Here's my solution which gives me an incorrect answer. But I don't see what is wrong.
Let $A_i$ denote the event that player A won round $i$ and similarly for $B_i$. Then the game will end in the following scenarios:
$A_1, A_2$ (here A wins)
$A_1, B_2, A_3$ (here A wins)
$A_1, B_2, B_3$ (here B wins)
$B_1, A_2, A_3$ (here A wins)
$B_1, A_2, B_3$ (here B wins)
$B_1, B_2$ (here B wins)
Now let $\beta$ denote the event that $B$ wins the game. Then $$P(\beta)=p P(\beta|B_1) + (1-p) P(\beta | A_1)$$
Let's calculate $P(\beta | A_1)$ and $P(\beta | B_1)$ separately.
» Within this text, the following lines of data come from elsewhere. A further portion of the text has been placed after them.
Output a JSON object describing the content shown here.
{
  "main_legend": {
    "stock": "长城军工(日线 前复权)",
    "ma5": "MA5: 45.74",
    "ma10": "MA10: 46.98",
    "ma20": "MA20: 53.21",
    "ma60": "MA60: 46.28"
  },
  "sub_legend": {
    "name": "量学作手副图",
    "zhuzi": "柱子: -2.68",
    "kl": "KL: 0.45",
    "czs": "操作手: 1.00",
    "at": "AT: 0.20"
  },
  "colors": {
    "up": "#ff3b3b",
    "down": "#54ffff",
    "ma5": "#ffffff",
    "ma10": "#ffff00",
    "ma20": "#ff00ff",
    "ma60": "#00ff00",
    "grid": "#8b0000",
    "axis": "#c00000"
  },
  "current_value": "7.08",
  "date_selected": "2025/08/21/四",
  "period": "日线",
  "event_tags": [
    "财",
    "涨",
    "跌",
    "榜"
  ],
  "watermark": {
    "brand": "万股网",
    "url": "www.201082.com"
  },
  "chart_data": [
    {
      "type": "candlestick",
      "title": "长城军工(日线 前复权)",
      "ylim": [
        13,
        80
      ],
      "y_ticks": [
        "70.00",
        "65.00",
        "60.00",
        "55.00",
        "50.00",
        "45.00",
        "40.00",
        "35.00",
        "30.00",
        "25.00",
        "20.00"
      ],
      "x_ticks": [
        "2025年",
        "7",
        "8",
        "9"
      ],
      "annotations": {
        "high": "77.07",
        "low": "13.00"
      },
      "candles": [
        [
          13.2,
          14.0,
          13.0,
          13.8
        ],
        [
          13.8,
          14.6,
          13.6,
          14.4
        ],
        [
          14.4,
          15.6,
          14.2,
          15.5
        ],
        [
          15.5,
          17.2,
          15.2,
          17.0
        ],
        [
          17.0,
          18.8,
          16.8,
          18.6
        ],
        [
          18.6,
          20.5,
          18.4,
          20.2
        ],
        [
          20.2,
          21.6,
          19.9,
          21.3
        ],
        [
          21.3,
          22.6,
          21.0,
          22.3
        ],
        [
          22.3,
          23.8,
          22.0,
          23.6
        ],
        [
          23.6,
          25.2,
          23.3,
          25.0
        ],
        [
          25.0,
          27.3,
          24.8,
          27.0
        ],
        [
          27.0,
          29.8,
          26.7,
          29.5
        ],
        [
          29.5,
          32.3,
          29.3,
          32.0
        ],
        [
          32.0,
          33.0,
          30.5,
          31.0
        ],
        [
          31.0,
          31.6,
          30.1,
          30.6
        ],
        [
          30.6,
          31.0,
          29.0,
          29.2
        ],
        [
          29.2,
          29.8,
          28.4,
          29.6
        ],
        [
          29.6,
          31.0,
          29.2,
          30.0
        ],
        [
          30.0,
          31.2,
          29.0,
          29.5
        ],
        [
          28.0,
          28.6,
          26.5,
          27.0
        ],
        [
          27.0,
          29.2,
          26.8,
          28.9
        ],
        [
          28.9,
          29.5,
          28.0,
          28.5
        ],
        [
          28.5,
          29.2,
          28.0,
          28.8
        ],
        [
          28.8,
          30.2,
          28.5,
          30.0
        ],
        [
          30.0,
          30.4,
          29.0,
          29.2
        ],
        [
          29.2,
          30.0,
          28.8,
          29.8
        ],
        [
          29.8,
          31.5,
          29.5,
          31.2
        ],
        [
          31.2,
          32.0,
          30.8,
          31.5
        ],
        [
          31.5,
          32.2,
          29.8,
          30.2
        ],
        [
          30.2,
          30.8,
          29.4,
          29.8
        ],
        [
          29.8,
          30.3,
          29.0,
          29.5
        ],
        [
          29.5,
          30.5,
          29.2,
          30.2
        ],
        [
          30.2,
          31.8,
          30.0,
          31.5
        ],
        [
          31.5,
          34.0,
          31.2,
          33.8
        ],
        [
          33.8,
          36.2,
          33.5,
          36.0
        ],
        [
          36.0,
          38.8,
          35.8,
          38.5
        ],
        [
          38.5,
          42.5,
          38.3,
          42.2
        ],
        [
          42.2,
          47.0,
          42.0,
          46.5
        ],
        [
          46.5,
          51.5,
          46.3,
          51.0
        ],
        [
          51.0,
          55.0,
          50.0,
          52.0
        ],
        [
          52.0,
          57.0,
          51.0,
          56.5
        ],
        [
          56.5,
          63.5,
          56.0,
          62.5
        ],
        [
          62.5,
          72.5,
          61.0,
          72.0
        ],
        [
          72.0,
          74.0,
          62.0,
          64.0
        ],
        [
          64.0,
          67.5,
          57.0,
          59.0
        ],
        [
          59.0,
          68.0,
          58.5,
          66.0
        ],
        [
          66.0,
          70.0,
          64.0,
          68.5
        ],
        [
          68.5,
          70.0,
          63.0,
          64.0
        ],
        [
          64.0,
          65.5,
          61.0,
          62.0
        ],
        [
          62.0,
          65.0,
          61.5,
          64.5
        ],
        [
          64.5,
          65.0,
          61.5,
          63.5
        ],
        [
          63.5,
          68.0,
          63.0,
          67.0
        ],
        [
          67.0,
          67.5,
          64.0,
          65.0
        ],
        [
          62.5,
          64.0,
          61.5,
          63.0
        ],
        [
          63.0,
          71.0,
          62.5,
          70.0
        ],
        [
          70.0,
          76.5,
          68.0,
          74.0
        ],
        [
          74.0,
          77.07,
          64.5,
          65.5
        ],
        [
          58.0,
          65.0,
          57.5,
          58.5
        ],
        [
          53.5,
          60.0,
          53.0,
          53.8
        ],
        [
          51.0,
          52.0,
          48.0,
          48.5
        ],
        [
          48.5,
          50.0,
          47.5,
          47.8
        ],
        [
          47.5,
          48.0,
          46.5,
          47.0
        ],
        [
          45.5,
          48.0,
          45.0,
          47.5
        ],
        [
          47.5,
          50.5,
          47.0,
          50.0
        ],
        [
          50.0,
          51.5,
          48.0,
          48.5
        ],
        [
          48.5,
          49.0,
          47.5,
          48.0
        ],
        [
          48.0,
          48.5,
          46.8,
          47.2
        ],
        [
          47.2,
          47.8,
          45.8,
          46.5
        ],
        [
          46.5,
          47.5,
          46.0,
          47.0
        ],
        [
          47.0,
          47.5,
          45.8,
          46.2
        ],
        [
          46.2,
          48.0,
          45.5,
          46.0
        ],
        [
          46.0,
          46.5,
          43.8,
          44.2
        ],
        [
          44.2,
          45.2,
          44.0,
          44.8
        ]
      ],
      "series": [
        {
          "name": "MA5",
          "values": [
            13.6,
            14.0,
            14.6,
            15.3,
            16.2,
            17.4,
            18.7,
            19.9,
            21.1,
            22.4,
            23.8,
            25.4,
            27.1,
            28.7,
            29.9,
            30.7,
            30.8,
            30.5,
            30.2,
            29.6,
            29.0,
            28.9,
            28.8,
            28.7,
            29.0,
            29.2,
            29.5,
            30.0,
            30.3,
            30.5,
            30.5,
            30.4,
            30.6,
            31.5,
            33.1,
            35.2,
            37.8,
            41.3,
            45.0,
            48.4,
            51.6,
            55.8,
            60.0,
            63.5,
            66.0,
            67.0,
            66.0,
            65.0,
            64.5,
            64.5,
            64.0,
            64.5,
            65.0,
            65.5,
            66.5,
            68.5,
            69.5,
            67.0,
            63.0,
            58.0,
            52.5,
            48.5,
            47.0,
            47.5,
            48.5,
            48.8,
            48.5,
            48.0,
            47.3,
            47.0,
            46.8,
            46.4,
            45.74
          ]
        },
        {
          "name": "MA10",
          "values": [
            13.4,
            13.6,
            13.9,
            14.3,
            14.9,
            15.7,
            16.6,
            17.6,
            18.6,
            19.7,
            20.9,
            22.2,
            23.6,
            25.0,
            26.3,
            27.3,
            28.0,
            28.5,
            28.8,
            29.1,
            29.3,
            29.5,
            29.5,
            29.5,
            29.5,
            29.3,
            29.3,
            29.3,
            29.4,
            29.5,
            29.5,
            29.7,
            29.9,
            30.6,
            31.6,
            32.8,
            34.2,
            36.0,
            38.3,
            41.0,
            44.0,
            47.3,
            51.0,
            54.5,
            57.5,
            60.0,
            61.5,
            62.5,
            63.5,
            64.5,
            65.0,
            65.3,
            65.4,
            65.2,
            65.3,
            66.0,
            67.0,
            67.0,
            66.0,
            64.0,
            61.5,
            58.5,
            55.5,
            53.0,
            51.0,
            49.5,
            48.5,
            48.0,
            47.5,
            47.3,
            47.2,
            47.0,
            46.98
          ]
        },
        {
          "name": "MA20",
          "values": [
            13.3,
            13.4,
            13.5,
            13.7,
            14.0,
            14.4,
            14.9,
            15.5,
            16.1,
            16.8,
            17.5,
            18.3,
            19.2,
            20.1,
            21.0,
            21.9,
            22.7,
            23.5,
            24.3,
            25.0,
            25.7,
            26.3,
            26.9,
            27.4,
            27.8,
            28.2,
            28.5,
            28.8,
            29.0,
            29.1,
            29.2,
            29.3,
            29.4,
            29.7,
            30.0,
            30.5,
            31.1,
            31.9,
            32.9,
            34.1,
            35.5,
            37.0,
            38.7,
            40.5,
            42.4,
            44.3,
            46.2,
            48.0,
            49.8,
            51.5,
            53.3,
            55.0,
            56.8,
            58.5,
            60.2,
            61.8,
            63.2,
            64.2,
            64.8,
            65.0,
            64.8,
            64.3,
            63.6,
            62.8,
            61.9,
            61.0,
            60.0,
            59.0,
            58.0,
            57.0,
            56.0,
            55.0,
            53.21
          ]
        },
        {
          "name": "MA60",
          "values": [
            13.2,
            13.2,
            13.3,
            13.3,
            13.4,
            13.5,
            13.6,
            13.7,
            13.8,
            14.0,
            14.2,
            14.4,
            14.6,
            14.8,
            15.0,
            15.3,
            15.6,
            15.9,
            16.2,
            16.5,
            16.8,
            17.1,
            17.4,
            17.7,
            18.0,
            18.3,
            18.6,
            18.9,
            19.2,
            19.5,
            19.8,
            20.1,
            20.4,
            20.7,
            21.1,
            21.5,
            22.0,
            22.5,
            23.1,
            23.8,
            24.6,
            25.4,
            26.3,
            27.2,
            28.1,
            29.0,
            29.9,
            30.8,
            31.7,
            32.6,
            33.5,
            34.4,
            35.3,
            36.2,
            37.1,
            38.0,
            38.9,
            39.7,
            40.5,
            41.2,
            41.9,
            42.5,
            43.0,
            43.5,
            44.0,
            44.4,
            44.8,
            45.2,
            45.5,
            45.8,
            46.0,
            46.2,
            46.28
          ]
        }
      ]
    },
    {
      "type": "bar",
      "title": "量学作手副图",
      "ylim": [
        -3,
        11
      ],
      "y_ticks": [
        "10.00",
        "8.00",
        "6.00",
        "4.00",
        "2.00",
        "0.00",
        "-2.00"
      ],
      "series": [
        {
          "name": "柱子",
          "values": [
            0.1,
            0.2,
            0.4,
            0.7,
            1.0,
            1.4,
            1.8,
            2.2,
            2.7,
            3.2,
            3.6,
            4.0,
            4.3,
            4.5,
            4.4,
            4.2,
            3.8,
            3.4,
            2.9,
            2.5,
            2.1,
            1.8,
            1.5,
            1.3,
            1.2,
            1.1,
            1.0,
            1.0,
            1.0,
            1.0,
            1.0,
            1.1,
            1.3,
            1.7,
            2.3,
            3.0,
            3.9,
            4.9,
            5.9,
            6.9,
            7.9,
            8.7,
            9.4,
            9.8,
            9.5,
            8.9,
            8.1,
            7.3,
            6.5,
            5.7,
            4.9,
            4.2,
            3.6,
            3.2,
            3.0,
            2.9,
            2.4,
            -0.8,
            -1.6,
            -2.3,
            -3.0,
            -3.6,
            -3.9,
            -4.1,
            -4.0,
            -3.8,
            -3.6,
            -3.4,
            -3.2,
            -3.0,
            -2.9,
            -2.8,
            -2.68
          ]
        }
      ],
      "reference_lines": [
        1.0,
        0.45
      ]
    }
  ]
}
First, let's calculate $P(\beta | A_1)$. We have
$$P(\beta | A_1)= p P(\beta | A_1A_2) + (1-p)P(\beta | A_1B_2) = p\cdot 0 + (1-p)[P(\beta | A_1B_2A_1)p + P(\beta | A_1B_2B_3)(1-p)] = 0 + (1-p)[0\cdot p + 1\cdot (1-p)] = (1-p)^2$$
Next, let's calculate $P(\beta | B_1)$. We have
$$P(\beta | B_1) = pP(\beta |B_1A_2)+(1-p)P(\beta | B_1B_2) = p[pP(\beta | B_1A_2A_3) + (1-p)P(\beta| B_1A_2B_3)] + (1-p)\cdot 1 = p[p\cdot 0 + (1-p) \cdot 1] + (1-p) = p(1-p) + (1-p) = (1-p)(p+1)$$
Lastly,
$$P(\beta)= p\cdot (1-p)^2 + (1-p)\cdot (1-p)(p+1)$$
This is different that the presumably correct answer, which is $(1-p)^2/(1-2p(1-p))$. What did I do wrong?
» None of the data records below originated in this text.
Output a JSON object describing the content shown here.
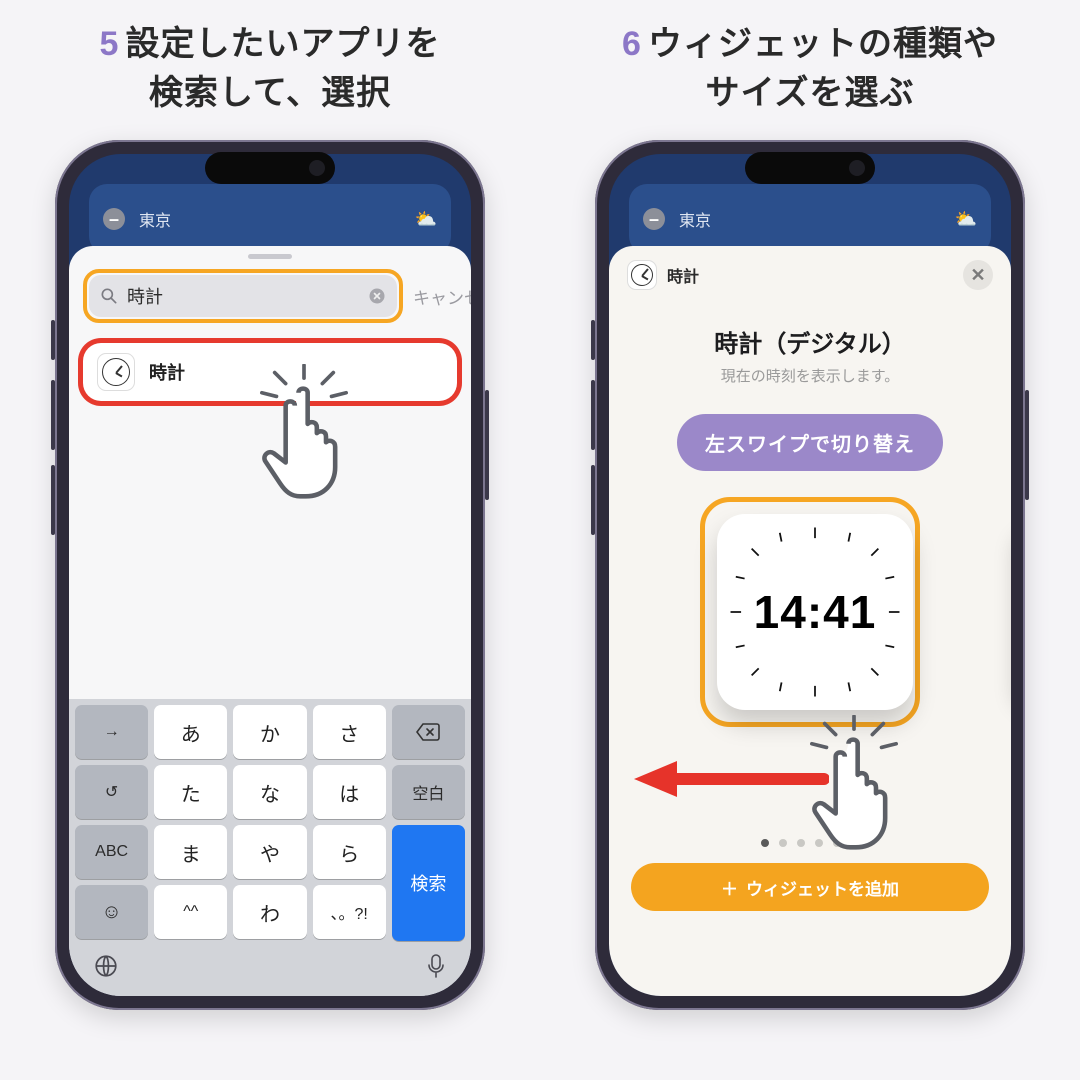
{
  "steps": {
    "left": {
      "num": "5",
      "text": "設定したいアプリを\n検索して、選択"
    },
    "right": {
      "num": "6",
      "text": "ウィジェットの種類や\nサイズを選ぶ"
    }
  },
  "background_widget": {
    "city": "東京",
    "weather_glyph": "⛅"
  },
  "search": {
    "value": "時計",
    "placeholder": "",
    "cancel": "キャンセル",
    "result_label": "時計"
  },
  "keyboard": {
    "row1": [
      "→",
      "あ",
      "か",
      "さ",
      "⌫"
    ],
    "row2": [
      "↺",
      "た",
      "な",
      "は",
      "空白"
    ],
    "row3_left": [
      "ABC",
      "ま",
      "や",
      "ら"
    ],
    "row4_left": [
      "☺",
      "^^",
      "わ",
      "、。?!"
    ],
    "search_key": "検索",
    "globe": "🌐",
    "mic": "🎤"
  },
  "picker": {
    "app_name": "時計",
    "title": "時計（デジタル）",
    "subtitle": "現在の時刻を表示します。",
    "hint_pill": "左スワイプで切り替え",
    "time": "14:41",
    "page_count": 6,
    "active_page": 0,
    "add_button": "ウィジェットを追加"
  },
  "icons": {
    "plus": "＋"
  }
}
Probably the most natural way to think about this is as a biased random walk $S_n$ with length $n$ starting at $0$ and ending at $\pm 2.$ In this case, player $A$ wins if we end at $2$. Otherwise, player $B$ wins. You move to the right with probability $p$ and to the left with probability $q$ where $p + q = 1.$ Applying the well known result that $Z_n = (\frac{q}{p})^{S_n}$ is a martingale and Optional Stopping Theorem, we have $$\mathbb{P}(\text{Player A wins}) = \frac{1 - (\frac{q}{p})^{-2}}{(\frac{q}{p})^2 - (\frac{q}{p})^{-2} }.$$ So the probability player $B$ wins is $$\boxed{1 - \frac{1 - (\frac{q}{p})^{-2}}{(\frac{q}{p})^2 - (\frac{q}{p})^{-2} }}.$$